Im Film ist der Maler Freddy ein gut aussehender, freundlicher und sympathischer Mensch, der in einer schweren Krise steckt. Er soll seine Frau brutal zusammengeschlagen haben, erinnert sich jedoch an nichts. Nun wird er als Monster gesehen, seine bisher so begehrten Bilder will keiner mehr haben, Galeristin Carlotta (Katharina Schüttler) sagt die Ausstellung ab. Zudem ist sein Bankguthaben von 170 000 Euro abgeräumt. Freddy ist verzweifelt.
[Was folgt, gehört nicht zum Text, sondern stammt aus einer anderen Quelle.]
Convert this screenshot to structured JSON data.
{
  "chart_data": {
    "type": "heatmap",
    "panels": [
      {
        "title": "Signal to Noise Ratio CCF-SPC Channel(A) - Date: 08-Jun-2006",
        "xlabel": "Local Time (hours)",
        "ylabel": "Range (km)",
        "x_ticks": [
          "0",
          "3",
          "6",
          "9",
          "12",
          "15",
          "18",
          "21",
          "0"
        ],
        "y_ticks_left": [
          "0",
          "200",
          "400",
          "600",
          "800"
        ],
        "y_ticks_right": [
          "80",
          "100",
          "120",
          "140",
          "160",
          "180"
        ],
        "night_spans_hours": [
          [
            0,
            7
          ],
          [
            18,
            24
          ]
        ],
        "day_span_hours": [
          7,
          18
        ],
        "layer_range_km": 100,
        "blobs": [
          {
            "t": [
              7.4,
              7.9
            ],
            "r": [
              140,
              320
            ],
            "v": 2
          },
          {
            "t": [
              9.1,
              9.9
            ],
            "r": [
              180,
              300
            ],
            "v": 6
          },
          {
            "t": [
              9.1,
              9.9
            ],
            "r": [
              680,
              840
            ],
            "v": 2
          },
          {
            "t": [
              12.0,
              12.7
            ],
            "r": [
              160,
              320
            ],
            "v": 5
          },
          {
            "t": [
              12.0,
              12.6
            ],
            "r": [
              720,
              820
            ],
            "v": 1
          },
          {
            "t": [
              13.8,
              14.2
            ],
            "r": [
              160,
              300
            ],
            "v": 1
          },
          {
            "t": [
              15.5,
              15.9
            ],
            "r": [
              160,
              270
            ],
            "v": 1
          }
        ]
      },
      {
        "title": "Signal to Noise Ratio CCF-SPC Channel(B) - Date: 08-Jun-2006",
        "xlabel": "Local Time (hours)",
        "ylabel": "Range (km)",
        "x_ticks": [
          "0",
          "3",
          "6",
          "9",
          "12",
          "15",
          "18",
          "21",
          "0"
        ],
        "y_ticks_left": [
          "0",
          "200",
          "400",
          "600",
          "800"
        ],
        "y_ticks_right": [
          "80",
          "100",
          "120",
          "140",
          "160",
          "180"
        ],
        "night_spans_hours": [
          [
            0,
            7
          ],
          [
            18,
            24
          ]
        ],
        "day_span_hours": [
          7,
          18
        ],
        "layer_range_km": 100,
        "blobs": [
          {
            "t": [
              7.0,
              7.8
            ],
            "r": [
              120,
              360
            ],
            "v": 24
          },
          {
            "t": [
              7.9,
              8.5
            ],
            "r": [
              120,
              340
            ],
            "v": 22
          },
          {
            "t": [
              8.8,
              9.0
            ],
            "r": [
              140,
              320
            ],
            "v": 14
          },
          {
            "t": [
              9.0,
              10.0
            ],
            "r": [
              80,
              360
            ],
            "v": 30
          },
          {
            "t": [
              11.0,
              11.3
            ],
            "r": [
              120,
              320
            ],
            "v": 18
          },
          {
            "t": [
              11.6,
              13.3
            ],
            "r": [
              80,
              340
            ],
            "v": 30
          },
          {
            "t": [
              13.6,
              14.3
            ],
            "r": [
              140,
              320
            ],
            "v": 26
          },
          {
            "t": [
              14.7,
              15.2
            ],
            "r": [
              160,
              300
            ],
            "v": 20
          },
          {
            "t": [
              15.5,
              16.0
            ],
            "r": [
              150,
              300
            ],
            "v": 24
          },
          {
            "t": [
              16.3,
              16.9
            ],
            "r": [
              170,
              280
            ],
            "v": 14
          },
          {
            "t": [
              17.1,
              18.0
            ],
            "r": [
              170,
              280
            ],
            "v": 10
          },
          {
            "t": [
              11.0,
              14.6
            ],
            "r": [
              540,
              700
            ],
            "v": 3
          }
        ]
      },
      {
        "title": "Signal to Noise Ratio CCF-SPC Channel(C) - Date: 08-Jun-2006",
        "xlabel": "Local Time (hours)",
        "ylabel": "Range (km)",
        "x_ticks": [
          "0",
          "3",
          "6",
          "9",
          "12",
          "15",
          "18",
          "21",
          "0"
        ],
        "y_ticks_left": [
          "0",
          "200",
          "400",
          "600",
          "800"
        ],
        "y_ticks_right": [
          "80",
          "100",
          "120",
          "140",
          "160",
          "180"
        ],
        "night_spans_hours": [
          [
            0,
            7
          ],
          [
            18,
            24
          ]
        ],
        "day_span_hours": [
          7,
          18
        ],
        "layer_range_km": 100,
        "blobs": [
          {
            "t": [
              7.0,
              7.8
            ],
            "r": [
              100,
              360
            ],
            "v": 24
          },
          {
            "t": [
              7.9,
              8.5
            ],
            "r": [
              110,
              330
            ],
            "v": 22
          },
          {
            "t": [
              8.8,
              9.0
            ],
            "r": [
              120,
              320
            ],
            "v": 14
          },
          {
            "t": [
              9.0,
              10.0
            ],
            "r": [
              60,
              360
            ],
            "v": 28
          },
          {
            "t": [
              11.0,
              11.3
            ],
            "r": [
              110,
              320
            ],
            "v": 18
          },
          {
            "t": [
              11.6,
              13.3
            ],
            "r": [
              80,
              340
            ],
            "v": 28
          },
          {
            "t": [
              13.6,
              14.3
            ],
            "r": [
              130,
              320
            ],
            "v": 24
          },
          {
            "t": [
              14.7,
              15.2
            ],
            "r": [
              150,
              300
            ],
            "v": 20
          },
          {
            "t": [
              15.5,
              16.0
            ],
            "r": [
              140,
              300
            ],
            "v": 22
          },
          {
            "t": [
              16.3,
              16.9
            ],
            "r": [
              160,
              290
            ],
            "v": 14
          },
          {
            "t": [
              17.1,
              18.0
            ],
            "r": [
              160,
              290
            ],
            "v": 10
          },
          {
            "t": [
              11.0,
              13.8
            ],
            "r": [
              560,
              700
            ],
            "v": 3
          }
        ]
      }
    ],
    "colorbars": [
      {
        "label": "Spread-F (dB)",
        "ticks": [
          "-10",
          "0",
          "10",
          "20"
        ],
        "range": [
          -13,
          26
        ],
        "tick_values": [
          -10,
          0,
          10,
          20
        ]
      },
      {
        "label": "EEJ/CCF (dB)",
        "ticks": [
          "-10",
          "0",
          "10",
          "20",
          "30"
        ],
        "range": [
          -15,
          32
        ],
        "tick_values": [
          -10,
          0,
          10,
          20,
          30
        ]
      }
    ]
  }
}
Und plötzlich ist Eddy wieder da, sein imaginärer Freund aus Kindertagen. Nur dass er nun sehr real ist, Freddy aufs Haar gleicht und sich in dessen Haus in Tegernsee einnistet. Freddy zweifelt an seinem Verstand, zumal bald eigenartige und grausame Dinge passieren. Als sich Paula, seine neue, sehr charmante Nachbarin (Jessica Schwarz) und deren halbwüchsige Tocher Mizi (Greta Bohacek) mit ihm anfreunden, bekommt Freddy richtig Angst. Doch weder sein Halbbruder David (Alexander Finkenwirth), noch sein Psychiater (Burghart Klaußner) glauben ihm. Eddy mischt sich immer stärker ein, gibt sich als Freddy aus, wird übergriffig und kriminell, während Freddy nicht beweisen kann, dass nicht er für die Untaten verantwortlich ist. Wie soll er erklären, dass Eddy keine Halluzination aus der Kindheit ist? Je mehr er der Wahrheit auf die Spur kommt, desto gefährlicher wird es für ihn. Der Horror nimmt kein Ende, dauert bis nach dem Abspann.

Tegernsee als Hauptdrehort habe von Anfang an festgestanden, sagt die Filmemacherin. Ganz bewusst habe sie das Grauen in die winterliche Alpenidylle setzen wollen. Zudem habe sie über das Haus verfügen können, das ihren Großeltern gehört. Ihre Mutter ist dort aufgewachsen. "Obwohl ich mich dort gut auskenne, hatte ich nicht damit gerechnet, wie schwierig es ist, eine Crew von 30 Leuten in einem Kurort wie Tegernsee unterzubringen. Einige der Außendrehs wie die Schlittenszenen fanden vor Ort statt, aber es wurde auch viel in Berlin gedreht. Die Gerichtsszene am Anfang, der Besuch im Hallenbad, das Polizeirevier und die Klinik."

Dass "Freddy/Eddy" ein außergewöhnlicher Film ist, zeigte sich bei nationalen und internationalen Filmfesten. Bei den 50. Hofer Filmtagen 2016, einem der wichtigsten Branchentreffen in Deutschland, wurde er für die beste Nachwuchsregie bei einem Erstlingswerk ausgezeichnet. Erste Preise gab es auch beim Kinofest Lünen, beim 4. Snowdance Independent Filmfestival, beim 14. Baltic Debuts Film Festival und beim 24. Austin Film Festival 2017. In Russland und China geht "Freddy/Eddy" in den Verleih, für die USA wird gerade noch verhandelt. In Deutschland indes winken die Verleiher ab. Auch Fördermittel bekam die junge Filmemacherin nicht, und weil sie ihren Film nun selbst vermarkten muss, hat sie ihren eigenen Verleih, Filmlawine, gegründet.